I refuse to let this go. Not this time. If things are done between us, I need to hear it straight from her mouth. Until then, I’m going to do whatever I can to get her back. I have nothing else going for me in life right now, which is why I’ve spent all my free time trying to find her. Two days isn’t long to be gone, but you can get a lot done in two days if you put your mind to it. Still haven’t found her though.

The Internet isn’t any help. Neither was Brent. He told me he doesn’t know where Devon is, only that she left. I’m not sure I believe that. He wouldn’t tell me if he knew because he’s protecting his daughter. Also, I fully believe Devon would leave and not tell anyone where she was going. So, it’s possible Brent really doesn’t know.

Except… there is one person on this planet who probably knows where she is. Her best friend. Though, that’s unlikely since she and Summer were fighting when she left. But would Devon leave on bad terms with Summer? Did she have a place to escape to when things got bad that Summer may know about?

There’s only one way to find out. If Summer doesn’t know where she is, she has an idea. And a starting point is all I need.

I grab my phone to do some more digging, maybe hire a PI, but it rings. When I see it’s my father, I answer it even though I’m not in the mood to talk to him .

I swing around in my chair to face away from my desk. The laptop screen is giving me a headache.

“Hey,” I say.

“Hey, son.”

“What’s up?”

“Just calling to see if you thought about what I said.”

He wants me to visit him in Japan. He feels guilty for the way he’s treated me my whole life and wants a clear conscience before he dies. I understand that, but it’s not my responsibility to help him do that. He’s never done a thing for me, and he only wants to make amends now because he’s dying. I think that’s pretty shitty. Sometimes, it really is too late. Helping him does absolutely nothing for me. And besides that, I don’t have time to take a trip to Japan. Not unless that’s where Devon is, which I highly doubt.

“I’m not going to make it,” I say.

“Oh, okay. Yeah, I understand. Work has you busy, I get it.”

“Yeah…”

I don’t want to tell him the truth—I’m not that much of an asshole. I may not want to go visit him because I don’t care about him clearing his conscience, but I’m not such a dick that I’ll say that to his face. I won’t put my life aside for a man who couldn’t put his aside for me. I’m not that big of a person. All that matters to me right now is getting Devon back. Apologizing to her and making sure she understands how much I love her and need her in my life. Doing whatever I can to get her back. Because I will get her back.

“Do your old man a favor, would ya?”

“Sure. ”

“Don’t end up where I am, Tate. Don’t get this old and realize how badly you fucked up your life. You’re young. Smart. Spend time with the people you care about and make sure they know you care about them.”

I huff out a laugh. “I can do that.”

“Promise me?”

“Yeah, I promise.”

We get off the phone, but his words linger for a while after.

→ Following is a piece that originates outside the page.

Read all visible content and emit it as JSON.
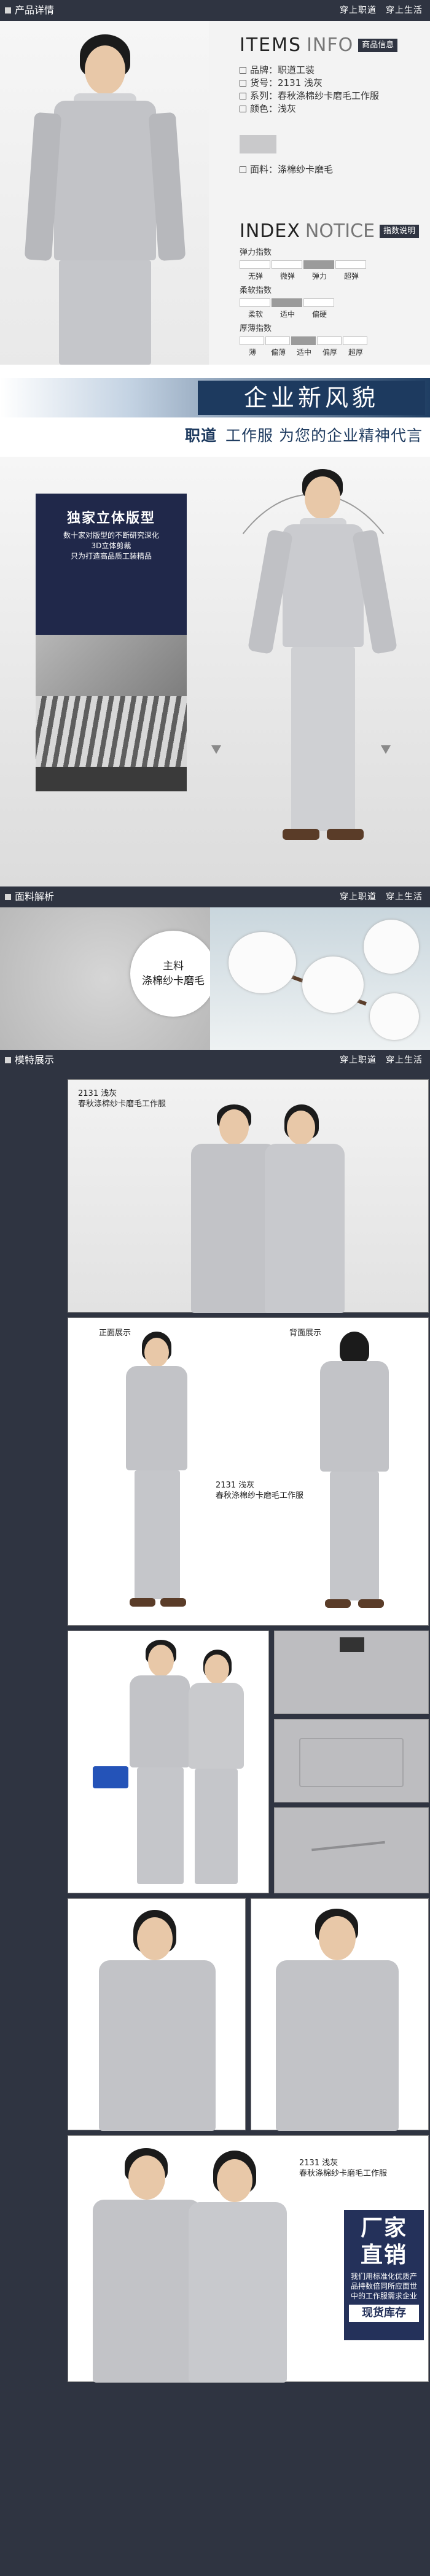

How did I get here? Why did I do any of this? Being blinded by rage has screwed up my life. None of this would have happened if only I’d asked her… if instead of walking away when I saw them come out of that room, I asked her what happened, we wouldn’t be here.

But I allowed my anger to get the better of me. No, I let my fear get the better of me. I was afraid of asking her and her admitting it. Telling me what she’d done to me. Seeing how easy it would be for her to admit it, which would only prove what I knew all along. That she didn’t care about me at all.

But I see now that isn’t true at all. Devon loved me and I fucked it up. I was bitter for years. I held on to hatred that was so misplaced it’s sad. I hurt the girl I love; the girl I would do anything for.

I swear when I find her, if she takes me back, I will spend the rest of my life making up our lost five years. And I’ll double down my efforts to make up for what I did to her now. But she has to understand… I went into this for the wrong reasons, but I’m still grateful I did it. Without that anger, I never would have gone back to her at all. I never would have realized how much I still love her and need her. Devon is too special to let go of. Even though I masked my love for her with hatred, it says a lot that I couldn’t ever leave her alone. I’m so in love with her, it’s pathetic.